J. Anderson Thomson claims it “is no longer a question of whether religion shall wither away, just when”:

There is a massive, irreconcilable conflict between science and religion. Religion was humanity’s original cosmology, biology and anthropology. It provided explanations for the origin of the world, life and humans. Science now gives us increasingly complete explanations for those big three. We know the origins of the universe, the physics of the big bang and how the basic chemical elements formed in supernovas. We know that life on this planet originated about 4 billion years ago, and we are all descendants of that original replicating molecule. Thanks to Darwin we know that natural selection is the only workable explanation for the design and variety of all life on this planet. Paleoanthropologists and geneticists have reconstructed much of the human tree of life. We are risen apes, not fallen angels.

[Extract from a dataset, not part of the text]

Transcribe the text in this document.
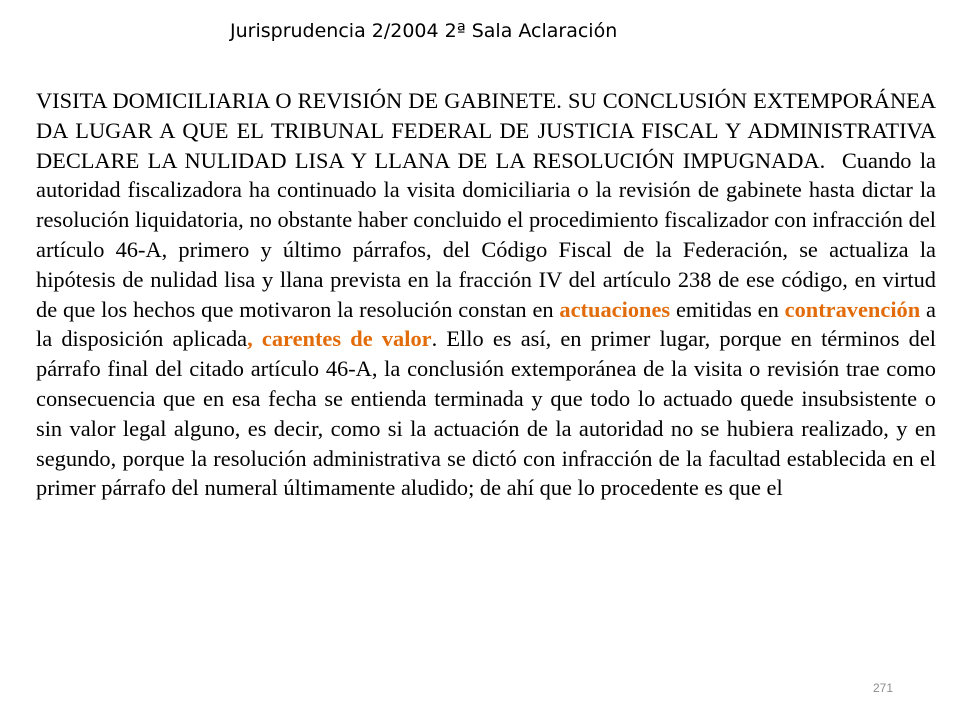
Jurisprudencia 2/2004 2ª Sala Aclaración

VISITA DOMICILIARIA O REVISIÓN DE GABINETE. SU CONCLUSIÓN EXTEMPORÁNEA DA LUGAR A QUE EL TRIBUNAL FEDERAL DE JUSTICIA FISCAL Y ADMINISTRATIVA DECLARE LA NULIDAD LISA Y LLANA DE LA RESOLUCIÓN IMPUGNADA. Cuando la autoridad fiscalizadora ha continuado la visita domiciliaria o la revisión de gabinete hasta dictar la resolución liquidatoria, no obstante haber concluido el procedimiento fiscalizador con infracción del artículo 46-A, primero y último párrafos, del Código Fiscal de la Federación, se actualiza la hipótesis de nulidad lisa y llana prevista en la fracción IV del artículo 238 de ese código, en virtud de que los hechos que motivaron la resolución constan en actuaciones emitidas en contravención a la disposición aplicada, carentes de valor. Ello es así, en primer lugar, porque en términos del párrafo final del citado artículo 46-A, la conclusión extemporánea de la visita o revisión trae como consecuencia que en esa fecha se entienda terminada y que todo lo actuado quede insubsistente o sin valor legal alguno, es decir, como si la actuación de la autoridad no se hubiera realizado, y en segundo, porque la resolución administrativa se dictó con infracción de la facultad establecida en el primer párrafo del numeral últimamente aludido; de ahí que lo procedente es que el

271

But in what sense are we risen? Merely by intelligence? And isn’t it worth exploring why we first experienced our alienation as having fallen rather than risen? Maybe we have risen intellectually, but feel fallen spiritually – because we have a semblance of a sense of the transcendent?

And couldn’t religion, having been abused for so long and put to so many inappropriate purposes over the centuries, actually free itself from this trap and relate to truths beyond science and experiences of the whole? That is the real work ahead. And it will come within the churches or outside of them. The hierarchy will be the last to know.